Volkswagen officials could not be reached for comment.
But a former president of the company said last week he had his doubts.
"It's normal behavior," said Don Jackson, former president of manufacturing for the Volkswagen Group of America. "They've been saying that for four or five or six months."
The struggle to unionize the Volkswagen plant has led some state and local politicians to make comments in the media about how unionizing would have the potential to stifle job growth within Hamilton County (and East Tennessee) for companies who don’t want unions.
It's led special-interest groups to post billboards along state Highway 153 that state, "Auto Unions ate Detroit. Next meal: Chattanooga!"
But for some employees at the plant, this isn't about politics or about whether Chattanooga will turn into Detroit. It's simple.
It's about their jobs. It's about a desire to make sure they have better working conditions and a voice at the table.
"I love the company, but we have some issues with the American management and we have no way of actually addressing those issues when they come up," said Jonathon Walden, a VW employee in the paint department and a union supporter.
What some employees are striving for are two things: a union and a works council. In Germany, works councils are the norm and represent blue- and white-collar workers. But here in the U.S., it is illegal to have a works council without a union. So, VW employees reached out to the United Auto Workers of America (UAW) a year and a half ago, seeking help organizing the union.
The sides started sparring immediately. Union supporters say the company wants a union. Anti-union folks say the company has never said it wants a union.
Jackson said he's not anti-union; he's pro-company. But at the same time, he also listed a resume showing 35 years of working in auto plants that prided themselves in not being unionized.
In Jackson’s opinion, unions are a thing of the past. They were good in the 1940s and ’50s, he believes, but times have changed.
The former president mentioned committees he put in place before he left, and said what he did mirrors the German works councils.
No place at the international table
The VW works councils hold a meeting once a year in Germany. And the only plant not currently represented at that meeting is Chattanooga, because it currently has no works council. But Jackson said that means nothing.
"That once-a-year meeting is not the meeting that makes decisions about plants," he said.
Instead, he thinks Chattanooga's plant can represent itself in other ways, such as through production.
But workers say having only that “voice” isn't good enough. They want to keep their jobs. They want to excel. And not having a place at the table in Germany isn't good enough, especially with the plant trying desperately to secure a second product—a profitable sport utility vehicle—onto the line.
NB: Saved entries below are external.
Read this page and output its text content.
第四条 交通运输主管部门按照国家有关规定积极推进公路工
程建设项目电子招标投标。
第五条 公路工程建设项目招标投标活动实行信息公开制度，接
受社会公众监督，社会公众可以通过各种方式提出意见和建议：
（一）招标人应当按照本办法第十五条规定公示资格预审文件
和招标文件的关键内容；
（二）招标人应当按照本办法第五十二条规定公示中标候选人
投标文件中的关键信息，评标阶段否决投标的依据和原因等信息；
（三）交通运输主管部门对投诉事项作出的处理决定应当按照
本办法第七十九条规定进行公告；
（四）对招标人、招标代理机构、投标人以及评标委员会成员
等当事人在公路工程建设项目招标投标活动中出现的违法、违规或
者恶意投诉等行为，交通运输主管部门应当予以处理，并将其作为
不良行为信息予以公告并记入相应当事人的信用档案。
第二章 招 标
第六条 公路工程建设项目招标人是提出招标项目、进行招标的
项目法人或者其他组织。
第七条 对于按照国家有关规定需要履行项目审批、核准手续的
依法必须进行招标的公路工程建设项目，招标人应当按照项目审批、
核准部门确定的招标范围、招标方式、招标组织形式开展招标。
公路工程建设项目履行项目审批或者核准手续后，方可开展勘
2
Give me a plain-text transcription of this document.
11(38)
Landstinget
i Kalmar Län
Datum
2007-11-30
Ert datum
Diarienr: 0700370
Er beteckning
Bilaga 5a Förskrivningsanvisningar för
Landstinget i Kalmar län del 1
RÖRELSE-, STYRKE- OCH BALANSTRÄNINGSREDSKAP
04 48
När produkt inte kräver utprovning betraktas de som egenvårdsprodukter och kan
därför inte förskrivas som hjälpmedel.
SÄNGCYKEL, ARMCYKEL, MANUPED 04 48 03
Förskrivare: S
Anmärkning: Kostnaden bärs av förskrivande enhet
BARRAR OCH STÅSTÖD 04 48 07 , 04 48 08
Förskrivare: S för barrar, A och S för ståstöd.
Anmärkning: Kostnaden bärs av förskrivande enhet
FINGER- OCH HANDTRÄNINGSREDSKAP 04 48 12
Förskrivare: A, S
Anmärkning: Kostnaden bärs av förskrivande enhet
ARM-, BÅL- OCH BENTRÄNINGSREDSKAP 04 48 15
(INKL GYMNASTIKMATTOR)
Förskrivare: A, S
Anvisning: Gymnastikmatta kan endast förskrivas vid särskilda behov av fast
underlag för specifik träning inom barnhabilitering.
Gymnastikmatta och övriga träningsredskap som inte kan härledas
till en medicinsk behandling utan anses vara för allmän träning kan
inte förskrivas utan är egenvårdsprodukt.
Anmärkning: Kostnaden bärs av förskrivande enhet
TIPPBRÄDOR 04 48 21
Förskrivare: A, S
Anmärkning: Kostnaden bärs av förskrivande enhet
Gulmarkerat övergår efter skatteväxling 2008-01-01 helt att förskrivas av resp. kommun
"They're not going to put a new product in a nonunion plant," Gleason said. "That's not the way they do things."
History shows Volkswagen is favorable toward unions. The only plant without a union is the one here in Chattanooga. The only plant without a works council is located in Russia, but that's changing soon as that plant organizes one.
Employees are worried, saying they could end up losing the potential second line to the Mexican plant, which is unionized.
For years, Chattanooga was a union town. During its industrial age, when the city was known as the "Dynamo of Dixie," unions became well established in the trade structure. But as we know, industry declined drastically in the 1970s—taking the unions along with it.
Critics of the plan to unionize VW continue to say that the UAW would like to get a foothold in Tennessee and in a Southeastern car plant. But the General Motors plant in Spring Hill, Tenn., has been a union shop and a UAW union shop for more than 20 years.
Gleason grew up around unions. He said his parents worked for General Motors, but that never swayed him one way or the other. He worked for years at a nonunion plant before coming to Chattanooga, and never felt like that shop needed a union.
But he does see the need for a union here.
"A lot of people are receptive, and they've been over there for more than three years, and they've seen how it's changed," he said.
Walden said he would never have thought of joining a union in his life until now. He grew up in southwest Alabama, went to a private college and has been conservative all his life.
"Until I worked at Volkswagen, I would have been as anti-union as anyone," he said.
But life at the plant with its rotating shifts and uncertainty changed his mind. He gave examples of coworkers who were taken off lines with no choice and placed on other jobs without notice. He doesn't like not knowing what times he'll be working and living with rotating in and out.
Asked about the committees that provided the same benefits as a works council, he was frankly bewildered.
"There's committees of some sort somewhere, but there's not access to them," he said.
A union is needed, he said, because no one goes to bat for employees right now. It's every man for himself. The good old capitalist way, he said.
"I can't wait for this to happen," he said. "I'm ready for a union to come in."